Martingale Projections and Quantum Decoherence
Lane P. Hughston, Levent A. Mengütürk
TL;DR
Open quantum systems and decoherence are studied through a new class of projections called supermartingale projections, defined as boundedness-preserving endomorphisms on path-valued random variables and linked to conditional expectations. The framework uses path transformations on a double-union of Polish path spaces and formalizes projection classes as negative, positive, and neutral projection families to generalize classical martingales. The main results show that a supermartingale projection on the diagonal magnitudes of the density matrix induces decoherence, a submartingale projection induces information gain (Shannon-Wiener information increases in expectation), and a martingale projection entails both, with these effects localized to time compartments if needed. Together, these findings connect classical martingale theory to quantum state evolution in open systems and offer a principled way to analyze energy-information trade-offs in quantum measurement and decoherence.
Abstract
We introduce so-called super/sub-martingale projections as a family of endomorphisms defined on unions of Polish spaces.

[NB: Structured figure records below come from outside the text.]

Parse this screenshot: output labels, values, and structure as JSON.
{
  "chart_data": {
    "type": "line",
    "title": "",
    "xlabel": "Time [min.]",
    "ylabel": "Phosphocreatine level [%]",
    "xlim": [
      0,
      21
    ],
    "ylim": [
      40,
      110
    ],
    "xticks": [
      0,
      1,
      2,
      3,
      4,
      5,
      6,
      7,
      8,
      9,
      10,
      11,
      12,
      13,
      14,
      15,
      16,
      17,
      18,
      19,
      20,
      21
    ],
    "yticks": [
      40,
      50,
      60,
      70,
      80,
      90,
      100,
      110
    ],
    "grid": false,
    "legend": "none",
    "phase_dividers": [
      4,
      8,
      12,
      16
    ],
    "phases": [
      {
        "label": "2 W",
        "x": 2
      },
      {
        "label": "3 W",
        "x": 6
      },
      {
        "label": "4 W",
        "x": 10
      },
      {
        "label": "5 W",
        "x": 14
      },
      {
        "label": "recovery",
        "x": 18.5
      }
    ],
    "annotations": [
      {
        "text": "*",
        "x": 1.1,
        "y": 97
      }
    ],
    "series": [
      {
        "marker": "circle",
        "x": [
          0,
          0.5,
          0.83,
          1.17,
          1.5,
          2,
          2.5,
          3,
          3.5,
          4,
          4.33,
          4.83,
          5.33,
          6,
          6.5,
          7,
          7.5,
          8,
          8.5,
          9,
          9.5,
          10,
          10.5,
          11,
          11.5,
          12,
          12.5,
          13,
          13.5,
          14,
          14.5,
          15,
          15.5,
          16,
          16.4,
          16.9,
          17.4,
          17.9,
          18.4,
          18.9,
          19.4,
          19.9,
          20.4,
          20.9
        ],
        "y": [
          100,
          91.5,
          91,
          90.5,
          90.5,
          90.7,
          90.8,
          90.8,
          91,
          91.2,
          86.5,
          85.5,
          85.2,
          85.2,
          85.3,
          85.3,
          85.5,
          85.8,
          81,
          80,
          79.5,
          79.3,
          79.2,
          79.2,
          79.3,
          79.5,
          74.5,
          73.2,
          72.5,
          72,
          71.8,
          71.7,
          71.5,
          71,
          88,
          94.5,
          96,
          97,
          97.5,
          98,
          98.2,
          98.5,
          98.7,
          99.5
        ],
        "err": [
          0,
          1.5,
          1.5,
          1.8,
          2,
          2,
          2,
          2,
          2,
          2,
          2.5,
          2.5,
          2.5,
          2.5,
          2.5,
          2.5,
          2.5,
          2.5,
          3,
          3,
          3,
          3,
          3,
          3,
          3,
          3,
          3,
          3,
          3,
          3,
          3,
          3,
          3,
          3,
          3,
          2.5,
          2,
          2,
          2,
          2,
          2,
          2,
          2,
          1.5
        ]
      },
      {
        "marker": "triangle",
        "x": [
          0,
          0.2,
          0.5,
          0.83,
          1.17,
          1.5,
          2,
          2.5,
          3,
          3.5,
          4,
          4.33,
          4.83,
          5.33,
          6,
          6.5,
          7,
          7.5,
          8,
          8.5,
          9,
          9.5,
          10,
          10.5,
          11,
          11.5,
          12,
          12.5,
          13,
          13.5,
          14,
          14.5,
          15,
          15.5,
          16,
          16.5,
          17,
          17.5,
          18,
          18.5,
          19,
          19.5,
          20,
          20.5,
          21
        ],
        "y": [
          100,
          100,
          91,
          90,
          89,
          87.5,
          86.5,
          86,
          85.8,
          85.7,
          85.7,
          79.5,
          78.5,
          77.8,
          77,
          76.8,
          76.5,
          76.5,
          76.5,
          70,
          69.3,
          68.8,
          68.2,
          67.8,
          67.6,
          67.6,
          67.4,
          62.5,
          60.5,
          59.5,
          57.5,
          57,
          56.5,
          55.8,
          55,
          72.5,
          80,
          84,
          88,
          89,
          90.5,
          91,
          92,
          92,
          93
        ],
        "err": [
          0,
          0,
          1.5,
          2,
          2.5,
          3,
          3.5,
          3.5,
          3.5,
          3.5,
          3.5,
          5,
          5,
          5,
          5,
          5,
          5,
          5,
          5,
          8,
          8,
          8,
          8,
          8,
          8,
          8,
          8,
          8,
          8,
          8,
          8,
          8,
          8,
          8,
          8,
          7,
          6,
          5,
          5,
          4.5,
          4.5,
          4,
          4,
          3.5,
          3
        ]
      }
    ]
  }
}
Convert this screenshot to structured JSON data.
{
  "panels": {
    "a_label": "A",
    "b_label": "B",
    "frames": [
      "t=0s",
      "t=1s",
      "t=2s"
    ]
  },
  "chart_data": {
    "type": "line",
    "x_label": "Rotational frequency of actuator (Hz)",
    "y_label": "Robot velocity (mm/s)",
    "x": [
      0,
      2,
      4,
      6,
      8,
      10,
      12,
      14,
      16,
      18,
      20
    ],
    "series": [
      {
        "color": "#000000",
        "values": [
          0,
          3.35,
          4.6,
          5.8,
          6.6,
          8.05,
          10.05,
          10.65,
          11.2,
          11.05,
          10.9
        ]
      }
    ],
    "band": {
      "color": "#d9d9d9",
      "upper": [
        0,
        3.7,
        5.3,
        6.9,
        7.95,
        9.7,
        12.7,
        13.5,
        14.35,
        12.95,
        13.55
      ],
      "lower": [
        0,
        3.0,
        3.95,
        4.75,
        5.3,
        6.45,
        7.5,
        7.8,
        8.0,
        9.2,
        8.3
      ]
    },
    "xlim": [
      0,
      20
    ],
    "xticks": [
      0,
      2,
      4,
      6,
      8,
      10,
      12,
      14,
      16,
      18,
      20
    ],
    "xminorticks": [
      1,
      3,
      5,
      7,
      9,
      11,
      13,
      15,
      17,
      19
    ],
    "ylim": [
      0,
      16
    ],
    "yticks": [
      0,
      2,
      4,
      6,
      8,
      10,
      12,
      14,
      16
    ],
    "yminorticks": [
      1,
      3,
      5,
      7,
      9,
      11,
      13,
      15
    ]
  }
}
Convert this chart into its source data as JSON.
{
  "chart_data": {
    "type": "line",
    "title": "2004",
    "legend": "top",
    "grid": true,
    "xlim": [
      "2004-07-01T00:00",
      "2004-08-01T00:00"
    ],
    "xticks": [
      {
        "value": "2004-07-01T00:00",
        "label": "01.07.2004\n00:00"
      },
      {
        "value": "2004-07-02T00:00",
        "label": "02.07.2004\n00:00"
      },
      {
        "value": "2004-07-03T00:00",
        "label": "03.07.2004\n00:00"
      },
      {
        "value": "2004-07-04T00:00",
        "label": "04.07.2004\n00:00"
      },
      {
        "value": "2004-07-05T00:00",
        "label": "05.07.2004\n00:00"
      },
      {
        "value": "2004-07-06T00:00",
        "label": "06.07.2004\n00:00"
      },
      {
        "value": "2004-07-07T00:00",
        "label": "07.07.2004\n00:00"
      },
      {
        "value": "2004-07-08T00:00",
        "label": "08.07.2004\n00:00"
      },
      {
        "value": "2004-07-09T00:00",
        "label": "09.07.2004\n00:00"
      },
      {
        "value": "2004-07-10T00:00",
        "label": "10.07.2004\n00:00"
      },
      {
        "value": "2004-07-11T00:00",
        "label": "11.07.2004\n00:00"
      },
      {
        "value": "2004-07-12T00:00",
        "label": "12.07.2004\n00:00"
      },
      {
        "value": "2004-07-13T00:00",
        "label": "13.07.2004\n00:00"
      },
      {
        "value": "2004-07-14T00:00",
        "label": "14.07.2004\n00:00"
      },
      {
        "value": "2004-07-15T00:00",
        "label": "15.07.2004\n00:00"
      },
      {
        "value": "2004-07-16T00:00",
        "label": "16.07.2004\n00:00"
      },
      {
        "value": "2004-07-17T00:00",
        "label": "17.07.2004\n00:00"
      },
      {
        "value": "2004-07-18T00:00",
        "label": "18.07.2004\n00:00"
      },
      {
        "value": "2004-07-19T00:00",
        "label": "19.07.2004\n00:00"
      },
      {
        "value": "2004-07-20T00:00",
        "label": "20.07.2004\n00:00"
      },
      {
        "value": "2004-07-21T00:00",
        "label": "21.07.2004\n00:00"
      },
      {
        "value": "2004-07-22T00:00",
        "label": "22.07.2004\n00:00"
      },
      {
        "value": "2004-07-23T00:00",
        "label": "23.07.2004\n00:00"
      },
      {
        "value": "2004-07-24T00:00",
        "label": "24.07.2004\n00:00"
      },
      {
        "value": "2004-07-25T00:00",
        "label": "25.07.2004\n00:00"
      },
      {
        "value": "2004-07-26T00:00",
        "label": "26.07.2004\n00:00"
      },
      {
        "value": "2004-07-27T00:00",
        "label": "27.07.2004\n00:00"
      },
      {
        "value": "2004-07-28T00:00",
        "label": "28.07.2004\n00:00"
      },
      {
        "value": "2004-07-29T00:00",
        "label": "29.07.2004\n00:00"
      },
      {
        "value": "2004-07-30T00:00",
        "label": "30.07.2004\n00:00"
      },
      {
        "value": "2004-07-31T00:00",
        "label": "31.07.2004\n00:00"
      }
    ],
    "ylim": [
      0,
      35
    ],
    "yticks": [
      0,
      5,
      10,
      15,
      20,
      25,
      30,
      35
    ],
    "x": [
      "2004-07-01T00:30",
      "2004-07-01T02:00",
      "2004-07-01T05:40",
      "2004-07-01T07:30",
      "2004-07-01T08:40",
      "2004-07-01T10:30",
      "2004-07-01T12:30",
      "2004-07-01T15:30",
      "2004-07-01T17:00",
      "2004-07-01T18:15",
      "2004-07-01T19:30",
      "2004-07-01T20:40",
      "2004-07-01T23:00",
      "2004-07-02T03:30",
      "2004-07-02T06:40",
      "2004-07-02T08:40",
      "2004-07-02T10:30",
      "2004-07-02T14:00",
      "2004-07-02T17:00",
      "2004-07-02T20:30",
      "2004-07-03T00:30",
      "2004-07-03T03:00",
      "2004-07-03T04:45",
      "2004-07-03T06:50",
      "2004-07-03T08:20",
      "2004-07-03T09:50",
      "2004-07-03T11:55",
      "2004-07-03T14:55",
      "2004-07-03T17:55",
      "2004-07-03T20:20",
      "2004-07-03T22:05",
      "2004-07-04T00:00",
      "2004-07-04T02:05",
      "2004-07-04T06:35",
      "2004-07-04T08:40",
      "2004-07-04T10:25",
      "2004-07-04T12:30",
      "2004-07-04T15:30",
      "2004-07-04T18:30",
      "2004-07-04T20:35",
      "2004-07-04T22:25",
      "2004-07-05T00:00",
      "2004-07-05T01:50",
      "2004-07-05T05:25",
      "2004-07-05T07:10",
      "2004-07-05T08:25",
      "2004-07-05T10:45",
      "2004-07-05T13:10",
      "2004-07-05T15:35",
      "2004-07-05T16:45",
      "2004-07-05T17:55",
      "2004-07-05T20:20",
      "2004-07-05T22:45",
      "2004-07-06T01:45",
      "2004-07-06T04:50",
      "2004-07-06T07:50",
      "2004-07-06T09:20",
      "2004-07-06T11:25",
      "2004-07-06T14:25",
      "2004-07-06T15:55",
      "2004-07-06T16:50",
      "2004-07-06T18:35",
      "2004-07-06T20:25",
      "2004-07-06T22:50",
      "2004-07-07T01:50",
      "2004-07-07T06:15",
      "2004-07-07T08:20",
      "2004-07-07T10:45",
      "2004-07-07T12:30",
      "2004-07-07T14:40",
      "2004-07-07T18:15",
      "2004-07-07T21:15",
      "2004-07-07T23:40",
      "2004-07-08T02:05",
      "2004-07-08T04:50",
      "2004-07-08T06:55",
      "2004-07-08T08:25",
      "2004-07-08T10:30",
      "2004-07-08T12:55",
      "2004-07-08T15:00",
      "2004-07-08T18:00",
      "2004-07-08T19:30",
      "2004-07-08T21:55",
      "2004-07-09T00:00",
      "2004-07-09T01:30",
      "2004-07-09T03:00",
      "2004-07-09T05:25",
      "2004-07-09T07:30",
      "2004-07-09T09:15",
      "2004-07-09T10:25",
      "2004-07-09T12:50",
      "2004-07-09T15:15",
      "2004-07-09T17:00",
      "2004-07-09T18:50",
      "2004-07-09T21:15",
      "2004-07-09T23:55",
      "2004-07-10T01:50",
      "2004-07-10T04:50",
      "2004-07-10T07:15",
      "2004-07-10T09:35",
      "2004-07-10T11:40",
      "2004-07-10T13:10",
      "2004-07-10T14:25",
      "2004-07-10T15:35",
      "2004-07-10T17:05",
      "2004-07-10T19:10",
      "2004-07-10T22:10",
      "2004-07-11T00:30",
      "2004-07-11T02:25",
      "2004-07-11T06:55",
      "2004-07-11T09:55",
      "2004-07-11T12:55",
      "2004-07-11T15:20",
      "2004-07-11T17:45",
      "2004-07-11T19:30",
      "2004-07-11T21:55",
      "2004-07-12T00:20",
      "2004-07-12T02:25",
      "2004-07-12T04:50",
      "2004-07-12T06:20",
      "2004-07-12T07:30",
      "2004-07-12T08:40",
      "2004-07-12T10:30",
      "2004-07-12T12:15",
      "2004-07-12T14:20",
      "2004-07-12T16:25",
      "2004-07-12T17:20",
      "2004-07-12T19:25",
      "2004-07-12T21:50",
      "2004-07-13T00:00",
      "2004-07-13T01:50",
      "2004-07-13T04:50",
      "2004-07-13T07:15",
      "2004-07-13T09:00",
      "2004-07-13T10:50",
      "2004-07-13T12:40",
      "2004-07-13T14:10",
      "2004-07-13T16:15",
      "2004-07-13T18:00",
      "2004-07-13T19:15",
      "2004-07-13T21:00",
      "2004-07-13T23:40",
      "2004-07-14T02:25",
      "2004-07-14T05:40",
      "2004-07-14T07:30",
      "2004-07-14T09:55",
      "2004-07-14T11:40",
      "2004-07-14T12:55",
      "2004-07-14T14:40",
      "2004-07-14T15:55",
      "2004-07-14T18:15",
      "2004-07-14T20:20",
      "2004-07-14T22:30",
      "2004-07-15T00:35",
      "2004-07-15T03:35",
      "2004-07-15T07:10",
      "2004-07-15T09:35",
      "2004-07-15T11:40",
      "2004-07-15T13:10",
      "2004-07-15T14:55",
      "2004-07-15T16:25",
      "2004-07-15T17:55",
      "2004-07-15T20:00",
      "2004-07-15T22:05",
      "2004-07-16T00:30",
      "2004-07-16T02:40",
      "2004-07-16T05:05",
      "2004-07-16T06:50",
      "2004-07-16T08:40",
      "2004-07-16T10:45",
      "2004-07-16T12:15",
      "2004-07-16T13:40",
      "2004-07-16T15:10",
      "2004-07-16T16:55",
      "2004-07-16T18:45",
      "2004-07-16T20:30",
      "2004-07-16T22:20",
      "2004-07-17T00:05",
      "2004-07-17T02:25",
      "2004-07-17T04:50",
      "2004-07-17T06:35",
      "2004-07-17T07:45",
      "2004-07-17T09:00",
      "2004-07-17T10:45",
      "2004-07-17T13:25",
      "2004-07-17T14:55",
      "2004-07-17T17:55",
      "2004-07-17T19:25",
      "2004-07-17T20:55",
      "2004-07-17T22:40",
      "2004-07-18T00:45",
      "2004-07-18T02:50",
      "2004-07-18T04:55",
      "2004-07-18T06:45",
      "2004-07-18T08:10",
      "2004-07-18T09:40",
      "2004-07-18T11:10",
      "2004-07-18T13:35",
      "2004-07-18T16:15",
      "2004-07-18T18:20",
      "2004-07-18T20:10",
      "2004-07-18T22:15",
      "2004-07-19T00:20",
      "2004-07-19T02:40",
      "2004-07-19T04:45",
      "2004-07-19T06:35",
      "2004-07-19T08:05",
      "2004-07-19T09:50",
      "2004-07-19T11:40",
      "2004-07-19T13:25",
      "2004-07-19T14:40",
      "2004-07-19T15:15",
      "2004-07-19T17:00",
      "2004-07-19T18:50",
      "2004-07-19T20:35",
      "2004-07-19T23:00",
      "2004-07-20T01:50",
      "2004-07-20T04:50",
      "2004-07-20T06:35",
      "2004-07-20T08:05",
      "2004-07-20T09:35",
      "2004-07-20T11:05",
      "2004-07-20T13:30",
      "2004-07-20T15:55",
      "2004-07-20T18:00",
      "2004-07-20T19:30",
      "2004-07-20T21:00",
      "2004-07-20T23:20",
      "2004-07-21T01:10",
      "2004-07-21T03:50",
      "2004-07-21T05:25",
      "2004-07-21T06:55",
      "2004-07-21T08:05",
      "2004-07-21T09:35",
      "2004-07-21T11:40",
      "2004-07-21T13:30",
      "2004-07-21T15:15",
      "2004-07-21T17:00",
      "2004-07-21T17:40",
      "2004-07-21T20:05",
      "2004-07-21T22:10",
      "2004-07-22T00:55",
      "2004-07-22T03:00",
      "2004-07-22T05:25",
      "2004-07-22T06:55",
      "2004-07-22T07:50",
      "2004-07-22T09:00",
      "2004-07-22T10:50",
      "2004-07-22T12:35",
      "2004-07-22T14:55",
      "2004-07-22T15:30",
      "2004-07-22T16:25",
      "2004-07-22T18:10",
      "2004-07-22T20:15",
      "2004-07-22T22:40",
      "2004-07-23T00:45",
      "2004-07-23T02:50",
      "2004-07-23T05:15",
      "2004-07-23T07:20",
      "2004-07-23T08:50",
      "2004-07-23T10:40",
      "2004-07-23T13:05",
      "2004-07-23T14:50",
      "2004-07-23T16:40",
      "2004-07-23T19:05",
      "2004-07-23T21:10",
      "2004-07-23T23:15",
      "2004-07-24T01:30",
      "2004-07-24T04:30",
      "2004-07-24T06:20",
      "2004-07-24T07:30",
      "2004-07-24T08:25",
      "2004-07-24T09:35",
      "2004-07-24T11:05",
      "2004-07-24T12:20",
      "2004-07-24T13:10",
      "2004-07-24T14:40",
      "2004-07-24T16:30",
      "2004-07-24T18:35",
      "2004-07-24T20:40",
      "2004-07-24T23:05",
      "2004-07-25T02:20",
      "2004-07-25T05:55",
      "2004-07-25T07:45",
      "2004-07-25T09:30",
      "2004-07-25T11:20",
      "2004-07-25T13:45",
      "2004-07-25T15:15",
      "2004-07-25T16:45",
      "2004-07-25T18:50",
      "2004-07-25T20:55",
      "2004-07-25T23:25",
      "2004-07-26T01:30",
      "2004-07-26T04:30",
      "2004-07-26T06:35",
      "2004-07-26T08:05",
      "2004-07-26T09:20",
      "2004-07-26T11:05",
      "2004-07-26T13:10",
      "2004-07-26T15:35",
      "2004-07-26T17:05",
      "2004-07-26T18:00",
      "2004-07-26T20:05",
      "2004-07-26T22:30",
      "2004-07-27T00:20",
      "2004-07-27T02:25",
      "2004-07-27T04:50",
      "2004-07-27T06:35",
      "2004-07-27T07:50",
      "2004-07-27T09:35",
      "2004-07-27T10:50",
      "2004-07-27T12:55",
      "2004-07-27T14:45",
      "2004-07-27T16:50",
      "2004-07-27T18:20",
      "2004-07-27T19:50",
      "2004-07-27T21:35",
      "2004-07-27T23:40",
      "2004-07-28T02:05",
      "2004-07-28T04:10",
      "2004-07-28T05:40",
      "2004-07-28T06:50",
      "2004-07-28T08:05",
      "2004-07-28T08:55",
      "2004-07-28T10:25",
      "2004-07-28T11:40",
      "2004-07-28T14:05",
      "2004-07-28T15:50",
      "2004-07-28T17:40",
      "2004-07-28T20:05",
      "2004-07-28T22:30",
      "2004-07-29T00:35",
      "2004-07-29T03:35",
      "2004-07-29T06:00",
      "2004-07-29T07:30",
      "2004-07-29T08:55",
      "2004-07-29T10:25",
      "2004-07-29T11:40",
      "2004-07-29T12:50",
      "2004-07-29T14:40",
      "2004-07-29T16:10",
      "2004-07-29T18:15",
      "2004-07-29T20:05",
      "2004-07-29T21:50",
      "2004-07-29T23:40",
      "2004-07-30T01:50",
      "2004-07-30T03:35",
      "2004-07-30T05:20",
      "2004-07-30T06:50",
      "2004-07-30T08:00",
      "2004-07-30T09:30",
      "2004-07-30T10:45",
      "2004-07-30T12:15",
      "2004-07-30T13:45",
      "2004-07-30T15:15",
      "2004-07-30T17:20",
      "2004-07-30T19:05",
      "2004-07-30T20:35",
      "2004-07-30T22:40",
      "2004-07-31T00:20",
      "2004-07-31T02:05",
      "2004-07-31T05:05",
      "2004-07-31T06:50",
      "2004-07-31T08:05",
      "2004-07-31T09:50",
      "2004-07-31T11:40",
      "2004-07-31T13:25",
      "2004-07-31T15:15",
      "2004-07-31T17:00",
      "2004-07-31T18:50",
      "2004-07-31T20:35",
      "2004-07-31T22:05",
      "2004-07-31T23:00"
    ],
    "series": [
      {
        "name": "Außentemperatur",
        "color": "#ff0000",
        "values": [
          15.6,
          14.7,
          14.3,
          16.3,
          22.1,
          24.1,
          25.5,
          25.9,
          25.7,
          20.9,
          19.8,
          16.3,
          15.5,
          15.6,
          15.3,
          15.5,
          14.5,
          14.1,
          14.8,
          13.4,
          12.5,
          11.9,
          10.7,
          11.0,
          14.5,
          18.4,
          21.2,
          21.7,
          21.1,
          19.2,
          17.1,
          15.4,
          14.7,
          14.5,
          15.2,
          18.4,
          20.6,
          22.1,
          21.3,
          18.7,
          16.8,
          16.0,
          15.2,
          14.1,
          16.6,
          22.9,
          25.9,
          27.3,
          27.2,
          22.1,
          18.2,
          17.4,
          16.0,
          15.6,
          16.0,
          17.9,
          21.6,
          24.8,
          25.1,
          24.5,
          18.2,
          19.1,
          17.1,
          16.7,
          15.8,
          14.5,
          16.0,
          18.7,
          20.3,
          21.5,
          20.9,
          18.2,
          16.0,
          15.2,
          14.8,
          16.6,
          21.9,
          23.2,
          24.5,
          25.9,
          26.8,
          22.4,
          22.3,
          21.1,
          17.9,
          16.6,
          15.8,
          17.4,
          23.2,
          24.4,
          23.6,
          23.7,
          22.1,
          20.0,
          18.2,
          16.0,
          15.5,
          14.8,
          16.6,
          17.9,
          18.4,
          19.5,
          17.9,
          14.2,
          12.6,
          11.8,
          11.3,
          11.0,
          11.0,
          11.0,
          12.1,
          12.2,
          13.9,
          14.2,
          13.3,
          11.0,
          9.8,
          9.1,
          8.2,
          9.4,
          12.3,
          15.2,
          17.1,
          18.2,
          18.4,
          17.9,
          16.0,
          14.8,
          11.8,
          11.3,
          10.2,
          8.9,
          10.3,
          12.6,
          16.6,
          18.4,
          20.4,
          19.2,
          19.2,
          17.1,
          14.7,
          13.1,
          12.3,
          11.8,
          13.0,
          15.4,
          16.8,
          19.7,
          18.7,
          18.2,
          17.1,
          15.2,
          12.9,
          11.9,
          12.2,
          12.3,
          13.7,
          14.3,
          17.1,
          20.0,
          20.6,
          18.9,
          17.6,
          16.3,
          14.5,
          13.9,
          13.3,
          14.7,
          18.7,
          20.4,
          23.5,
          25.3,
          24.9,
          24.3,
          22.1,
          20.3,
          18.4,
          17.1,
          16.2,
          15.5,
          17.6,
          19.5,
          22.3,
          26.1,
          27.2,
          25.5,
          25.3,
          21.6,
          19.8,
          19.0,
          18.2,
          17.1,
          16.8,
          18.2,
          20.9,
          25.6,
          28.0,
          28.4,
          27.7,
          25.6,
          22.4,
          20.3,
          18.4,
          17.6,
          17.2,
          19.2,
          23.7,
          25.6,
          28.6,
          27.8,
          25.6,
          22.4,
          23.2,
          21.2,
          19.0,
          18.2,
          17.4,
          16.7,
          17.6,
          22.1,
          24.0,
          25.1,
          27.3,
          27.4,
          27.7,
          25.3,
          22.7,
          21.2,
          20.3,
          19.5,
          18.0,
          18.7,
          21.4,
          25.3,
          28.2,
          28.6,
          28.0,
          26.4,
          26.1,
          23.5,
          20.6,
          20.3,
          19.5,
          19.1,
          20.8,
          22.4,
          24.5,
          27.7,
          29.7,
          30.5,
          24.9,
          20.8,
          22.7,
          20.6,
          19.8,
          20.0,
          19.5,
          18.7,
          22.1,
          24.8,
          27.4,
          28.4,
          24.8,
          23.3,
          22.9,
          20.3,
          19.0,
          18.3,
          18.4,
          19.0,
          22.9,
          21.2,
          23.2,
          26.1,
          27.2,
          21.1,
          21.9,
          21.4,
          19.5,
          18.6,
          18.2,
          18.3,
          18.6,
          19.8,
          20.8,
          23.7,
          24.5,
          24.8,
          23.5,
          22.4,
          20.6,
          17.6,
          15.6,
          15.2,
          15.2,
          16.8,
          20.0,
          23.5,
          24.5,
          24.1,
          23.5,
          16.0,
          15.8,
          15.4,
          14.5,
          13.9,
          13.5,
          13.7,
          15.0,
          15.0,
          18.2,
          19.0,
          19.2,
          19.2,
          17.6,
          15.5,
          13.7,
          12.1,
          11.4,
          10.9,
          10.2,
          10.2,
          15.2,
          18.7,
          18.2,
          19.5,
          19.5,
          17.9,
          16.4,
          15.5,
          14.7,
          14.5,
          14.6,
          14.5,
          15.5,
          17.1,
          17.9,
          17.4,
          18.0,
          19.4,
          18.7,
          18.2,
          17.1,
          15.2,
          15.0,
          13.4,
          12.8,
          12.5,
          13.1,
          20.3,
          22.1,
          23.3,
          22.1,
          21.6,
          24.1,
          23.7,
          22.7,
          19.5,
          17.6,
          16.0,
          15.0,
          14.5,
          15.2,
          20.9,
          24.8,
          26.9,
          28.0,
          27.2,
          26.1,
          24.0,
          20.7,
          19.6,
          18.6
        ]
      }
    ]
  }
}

Such projections allow us to identify martingales as collections of transformations that relate path-valued random variables to each other under conditional expectations. In this sense, super/sub-martingale projections are random functionals that (i) are boundedness preserving and (ii) satisfy a conditional expectation criterion similar to that of the classical martingale theory. As an application to the theory of open quantum systems, we prove (a) that any system-environment interaction that manifests a supermartingale projection on the density matrix gives rise to decoherence, and (b) that any system-environment interaction that manifests a submartingale projection gives rise an increase in Shannon-Wiener information. It follows (c) that martingale projections in an open quantum system give rise both to quantum decoherence and to information gain.